For the first month of UCLA’s season, the storyline was the same: Just wait until the Bruins face a real opponent, then we’ll get a real sense of how good they are.
That was the justification fans, pundits and I made for why ESPN’s favorite dark horse national champion pick looked merely mediocre against its non-conference opponents.
A big win over then-No. 15 Arizona State and a landslide atop the AP poll set UCLA up for its chance to move into the top five and prove its true talent against a “real opponent” in Oregon the next week.
But the real truth beat the Bruins to the punch.
Against a middling Utah team coming off a loss to lowly-regarded Washington State, UCLA showed us what we’ve really known since the Bruins limped to a win over Virginia on August 30.
That’s the team they really are.
UCLA isn’t the offensive powerhouse led by a Heisman front-runner and surefire top-10 pick quarterback it was made out to be in the preseason. Redshirt junior quarterback Brett Hundley and the offense have really had just one impressive performance this year.
And as for the defense that looked leaky against Memphis and Virginia – teams with reputations of having lousy offenses – those performances certainly seem to be pretty representative of the unit, regardless of the opponent.
So as the Bruins tumbled with the rest instead of capitalizing on the four losses among the top-six ranked teams, all the preseason hype and the College Football Playoff’s hopes officially died.
Technically, a spot in the four-team playoffs is not out of reach for the No. 18 Bruins, given Saturday’s shakeup of the top-25 and the likelihood that finding four undefeated teams for the playoffs seems remote.
Realistically, though, the Bruins have no shot. Nor do they deserve one.
They’ve been a victim of media-manufactured hype and overly high expectations all season.
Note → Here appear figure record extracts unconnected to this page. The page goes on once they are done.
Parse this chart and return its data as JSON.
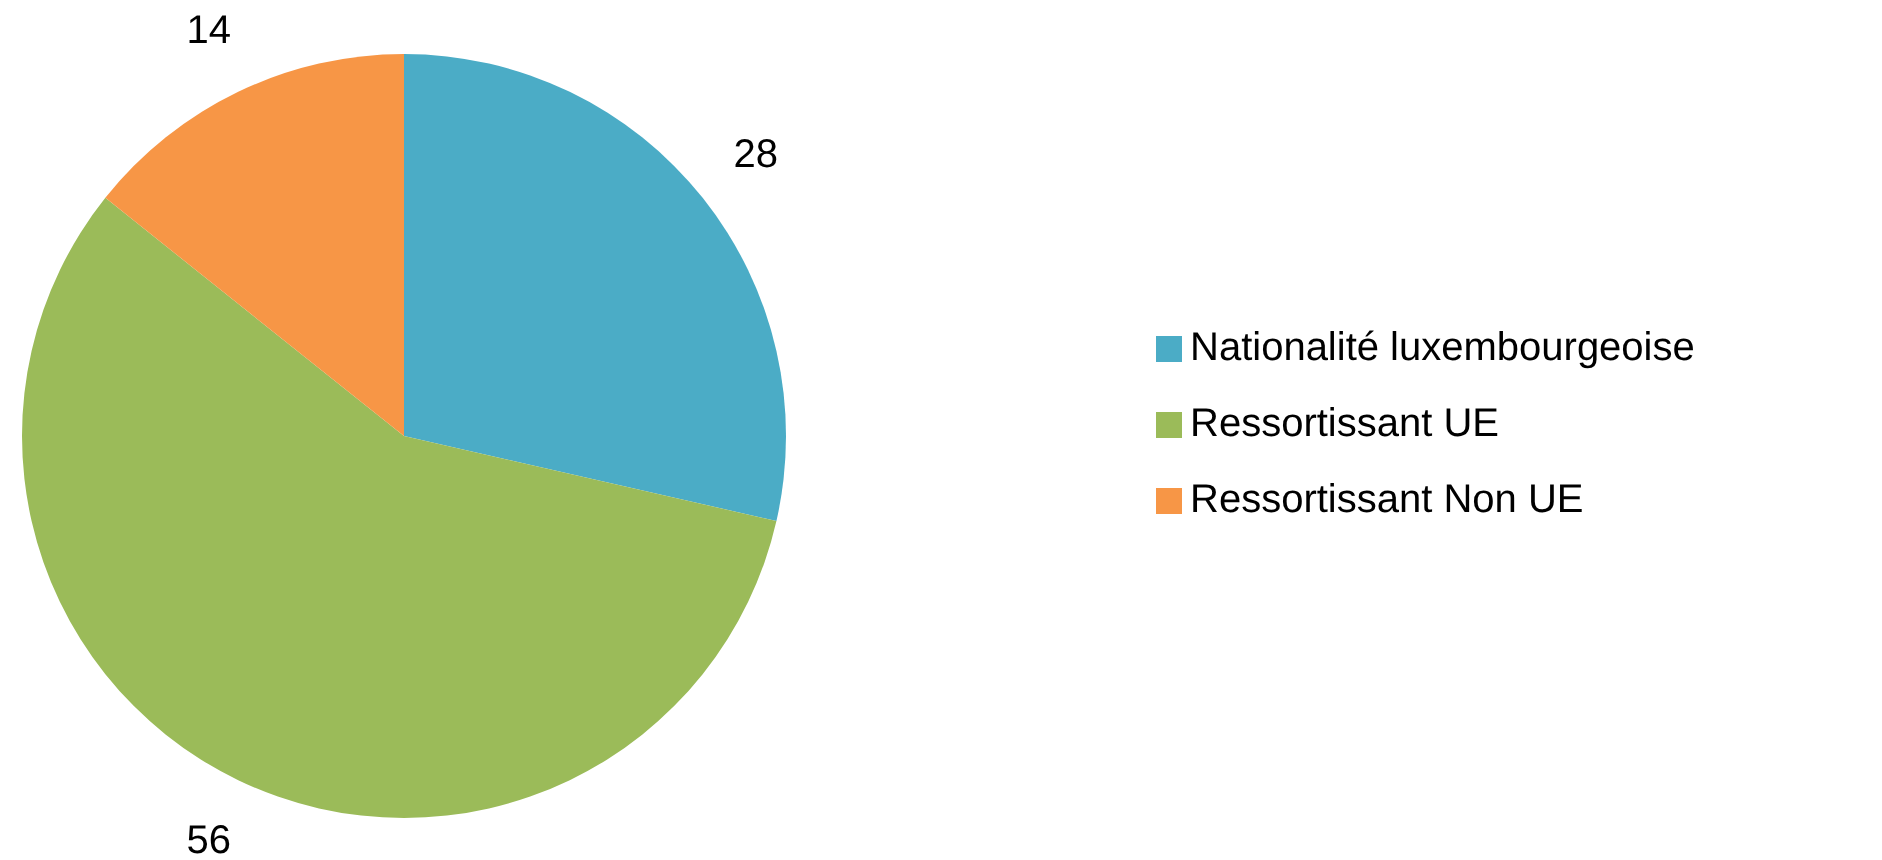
{
  "chart_data": {
    "type": "pie",
    "categories": [
      "Nationalité luxembourgeoise",
      "Ressortissant UE",
      "Ressortissant Non UE"
    ],
    "values": [
      28,
      56,
      14
    ],
    "colors": [
      "#4bacc6",
      "#9bbb59",
      "#f79646"
    ],
    "data_labels": true,
    "legend": "right"
  }
}
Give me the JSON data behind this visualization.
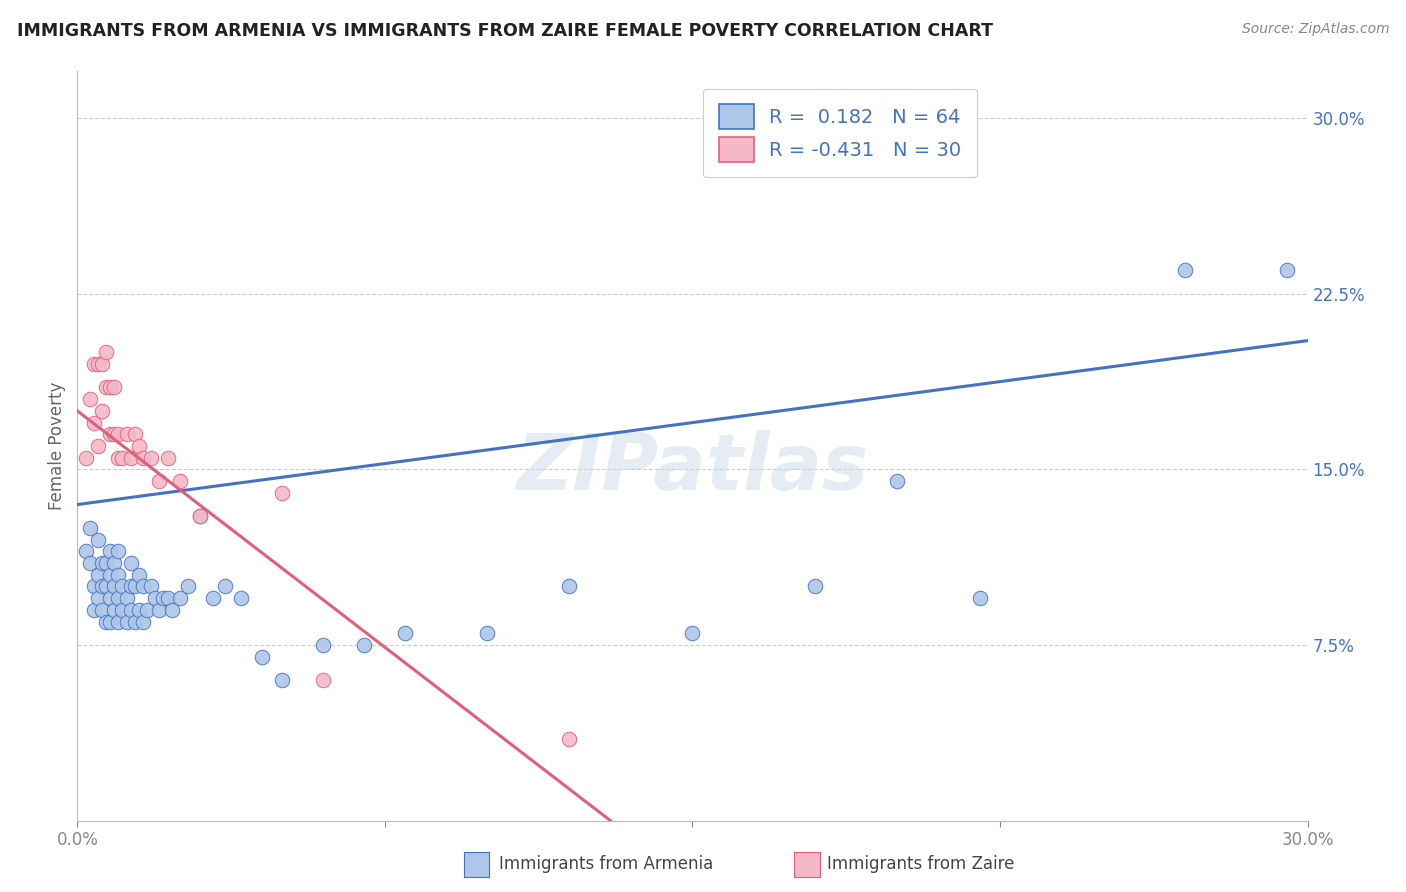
{
  "title": "IMMIGRANTS FROM ARMENIA VS IMMIGRANTS FROM ZAIRE FEMALE POVERTY CORRELATION CHART",
  "source": "Source: ZipAtlas.com",
  "ylabel": "Female Poverty",
  "armenia_R": 0.182,
  "armenia_N": 64,
  "zaire_R": -0.431,
  "zaire_N": 30,
  "xlim": [
    0.0,
    0.3
  ],
  "ylim": [
    0.0,
    0.32
  ],
  "armenia_color": "#aec6e8",
  "zaire_color": "#f4b8c8",
  "armenia_line_color": "#4472c4",
  "zaire_line_color": "#e0607a",
  "background_color": "#ffffff",
  "grid_color": "#cccccc",
  "armenia_x": [
    0.002,
    0.003,
    0.003,
    0.004,
    0.004,
    0.005,
    0.005,
    0.005,
    0.006,
    0.006,
    0.006,
    0.007,
    0.007,
    0.007,
    0.008,
    0.008,
    0.008,
    0.008,
    0.009,
    0.009,
    0.009,
    0.01,
    0.01,
    0.01,
    0.01,
    0.011,
    0.011,
    0.012,
    0.012,
    0.013,
    0.013,
    0.013,
    0.014,
    0.014,
    0.015,
    0.015,
    0.016,
    0.016,
    0.017,
    0.018,
    0.019,
    0.02,
    0.021,
    0.022,
    0.023,
    0.025,
    0.027,
    0.03,
    0.033,
    0.036,
    0.04,
    0.045,
    0.05,
    0.06,
    0.07,
    0.08,
    0.1,
    0.12,
    0.15,
    0.18,
    0.2,
    0.22,
    0.27,
    0.295
  ],
  "armenia_y": [
    0.115,
    0.125,
    0.11,
    0.1,
    0.09,
    0.095,
    0.105,
    0.12,
    0.09,
    0.1,
    0.11,
    0.085,
    0.1,
    0.11,
    0.085,
    0.095,
    0.105,
    0.115,
    0.09,
    0.1,
    0.11,
    0.085,
    0.095,
    0.105,
    0.115,
    0.09,
    0.1,
    0.085,
    0.095,
    0.1,
    0.09,
    0.11,
    0.085,
    0.1,
    0.09,
    0.105,
    0.085,
    0.1,
    0.09,
    0.1,
    0.095,
    0.09,
    0.095,
    0.095,
    0.09,
    0.095,
    0.1,
    0.13,
    0.095,
    0.1,
    0.095,
    0.07,
    0.06,
    0.075,
    0.075,
    0.08,
    0.08,
    0.1,
    0.08,
    0.1,
    0.145,
    0.095,
    0.235,
    0.235
  ],
  "zaire_x": [
    0.002,
    0.003,
    0.004,
    0.004,
    0.005,
    0.005,
    0.006,
    0.006,
    0.007,
    0.007,
    0.008,
    0.008,
    0.009,
    0.009,
    0.01,
    0.01,
    0.011,
    0.012,
    0.013,
    0.014,
    0.015,
    0.016,
    0.018,
    0.02,
    0.022,
    0.025,
    0.03,
    0.05,
    0.06,
    0.12
  ],
  "zaire_y": [
    0.155,
    0.18,
    0.195,
    0.17,
    0.195,
    0.16,
    0.195,
    0.175,
    0.185,
    0.2,
    0.185,
    0.165,
    0.185,
    0.165,
    0.165,
    0.155,
    0.155,
    0.165,
    0.155,
    0.165,
    0.16,
    0.155,
    0.155,
    0.145,
    0.155,
    0.145,
    0.13,
    0.14,
    0.06,
    0.035
  ]
}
And all season, all the Bruins have shown is that they’re merely mediocre.
They’ve faced four backup quarterbacks and had some issues defensively against all of them.
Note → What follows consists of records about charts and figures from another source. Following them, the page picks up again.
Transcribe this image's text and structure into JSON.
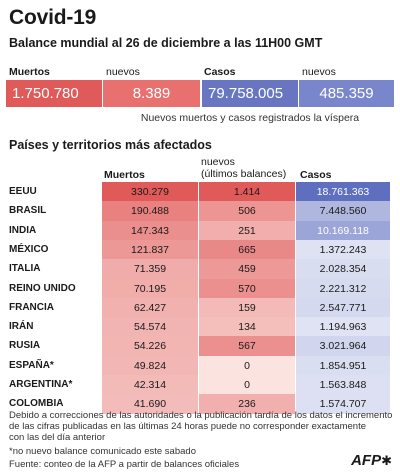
{
  "title": "Covid-19",
  "subtitle": "Balance mundial al 26 de diciembre a las 11H00 GMT",
  "summary": {
    "deaths_label": "Muertos",
    "deaths_value": "1.750.780",
    "deaths_new_label": "nuevos",
    "deaths_new_value": "8.389",
    "cases_label": "Casos",
    "cases_value": "79.758.005",
    "cases_new_label": "nuevos",
    "cases_new_value": "485.359",
    "note": "Nuevos muertos y casos registrados la víspera"
  },
  "table_title": "Países y territorios más afectados",
  "chart_data": {
    "type": "table",
    "columns": [
      "Muertos",
      "nuevos (últimos balances)",
      "Casos"
    ],
    "col_new_line1": "nuevos",
    "col_new_line2": "(últimos balances)",
    "rows": [
      {
        "country": "EEUU",
        "deaths": "330.279",
        "new": "1.414",
        "cases": "18.761.363",
        "deaths_n": 330279,
        "new_n": 1414,
        "cases_n": 18761363
      },
      {
        "country": "BRASIL",
        "deaths": "190.488",
        "new": "506",
        "cases": "7.448.560",
        "deaths_n": 190488,
        "new_n": 506,
        "cases_n": 7448560
      },
      {
        "country": "INDIA",
        "deaths": "147.343",
        "new": "251",
        "cases": "10.169.118",
        "deaths_n": 147343,
        "new_n": 251,
        "cases_n": 10169118
      },
      {
        "country": "MÉXICO",
        "deaths": "121.837",
        "new": "665",
        "cases": "1.372.243",
        "deaths_n": 121837,
        "new_n": 665,
        "cases_n": 1372243
      },
      {
        "country": "ITALIA",
        "deaths": "71.359",
        "new": "459",
        "cases": "2.028.354",
        "deaths_n": 71359,
        "new_n": 459,
        "cases_n": 2028354
      },
      {
        "country": "REINO UNIDO",
        "deaths": "70.195",
        "new": "570",
        "cases": "2.221.312",
        "deaths_n": 70195,
        "new_n": 570,
        "cases_n": 2221312
      },
      {
        "country": "FRANCIA",
        "deaths": "62.427",
        "new": "159",
        "cases": "2.547.771",
        "deaths_n": 62427,
        "new_n": 159,
        "cases_n": 2547771
      },
      {
        "country": "IRÁN",
        "deaths": "54.574",
        "new": "134",
        "cases": "1.194.963",
        "deaths_n": 54574,
        "new_n": 134,
        "cases_n": 1194963
      },
      {
        "country": "RUSIA",
        "deaths": "54.226",
        "new": "567",
        "cases": "3.021.964",
        "deaths_n": 54226,
        "new_n": 567,
        "cases_n": 3021964
      },
      {
        "country": "ESPAÑA*",
        "deaths": "49.824",
        "new": "0",
        "cases": "1.854.951",
        "deaths_n": 49824,
        "new_n": 0,
        "cases_n": 1854951
      },
      {
        "country": "ARGENTINA*",
        "deaths": "42.314",
        "new": "0",
        "cases": "1.563.848",
        "deaths_n": 42314,
        "new_n": 0,
        "cases_n": 1563848
      },
      {
        "country": "COLOMBIA",
        "deaths": "41.690",
        "new": "236",
        "cases": "1.574.707",
        "deaths_n": 41690,
        "new_n": 236,
        "cases_n": 1574707
      }
    ]
  },
  "footnotes": {
    "line1": "Debido a correcciones de las autoridades o la publicación tardía de los datos  el incremento",
    "line2": "de las cifras publicadas en las últimas 24 horas puede no corresponder exactamente",
    "line3": "con las del día anterior",
    "line4": "*no nuevo balance comunicado este sabado",
    "source": "Fuente: conteo de la AFP a partir de balances oficiales"
  },
  "logo": "AFP",
  "colors": {
    "red_strong": "#e05a5a",
    "red_light": "#fbe3df",
    "blue_strong": "#5f6fbf",
    "blue_light": "#eceef8"
  }
}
In the Bruins’ first five games, the supposedly easier part of their schedule, they’ve had just one game decided by more than one score.
They’ve allowed 23 sacks, the third-highest mark in the FBS. Meanwhile, they’ve sacked opponents just seven times all season, showing an uncreative defensive scheme.
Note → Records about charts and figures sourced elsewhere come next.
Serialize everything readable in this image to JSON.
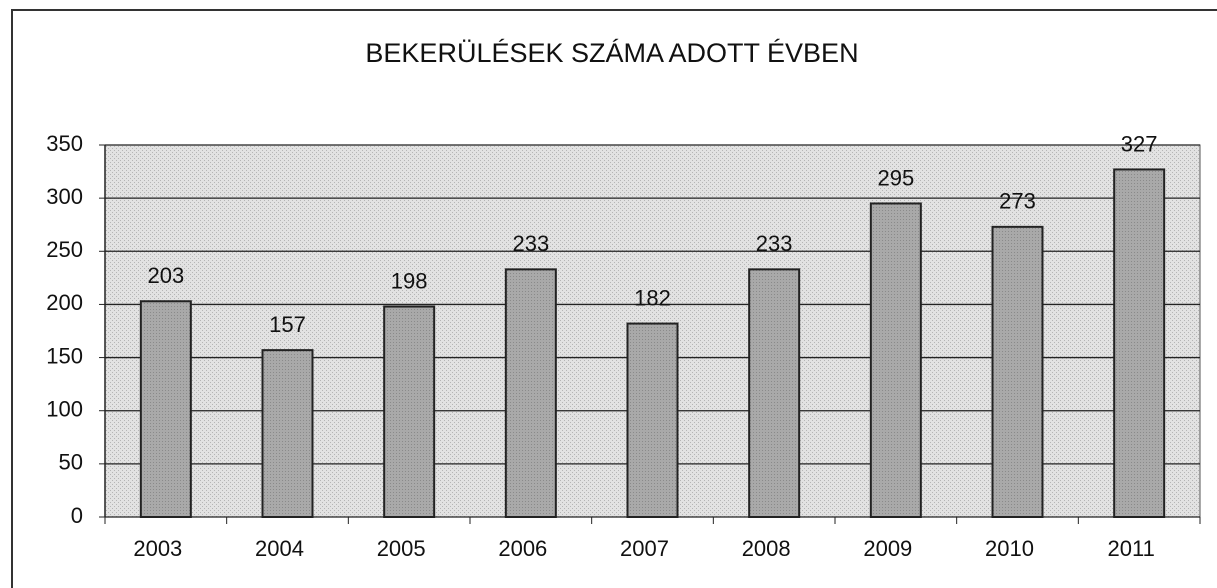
{
  "chart_data": {
    "type": "bar",
    "title": "BEKERÜLÉSEK SZÁMA ADOTT ÉVBEN",
    "categories": [
      "2003",
      "2004",
      "2005",
      "2006",
      "2007",
      "2008",
      "2009",
      "2010",
      "2011"
    ],
    "values": [
      203,
      157,
      198,
      233,
      182,
      233,
      295,
      273,
      327
    ],
    "color": "#a9a9a9",
    "ylim": [
      0,
      350
    ],
    "yticks": [
      0,
      50,
      100,
      150,
      200,
      250,
      300,
      350
    ],
    "grid": true
  }
}
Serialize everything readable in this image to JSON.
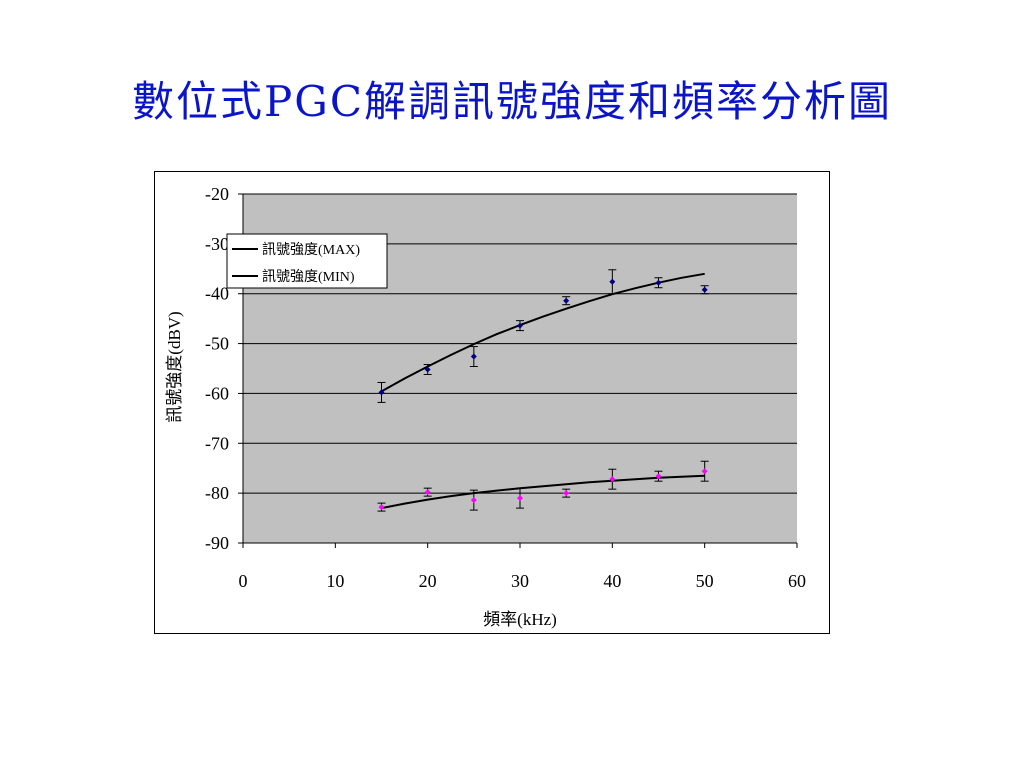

They’ve done all this against opponents with a combined record of 17-9. How can a team that has struggled so frequently against such middling teams be expected to earn one of four spots among the nation’s elite?
It’s a simple answer, one we’ve known all along, and one that Saturday’s loss to Utah reaffirmed: They’re not.
Very true. Expectations were too high, too soon. The realistic goal of this season is to beat U$C and keep building.
Oooh. You’re saying something that most Bruin fans don’t want to hear, and maybe opening a firestorm of controversy. But sadly . . . you’re right.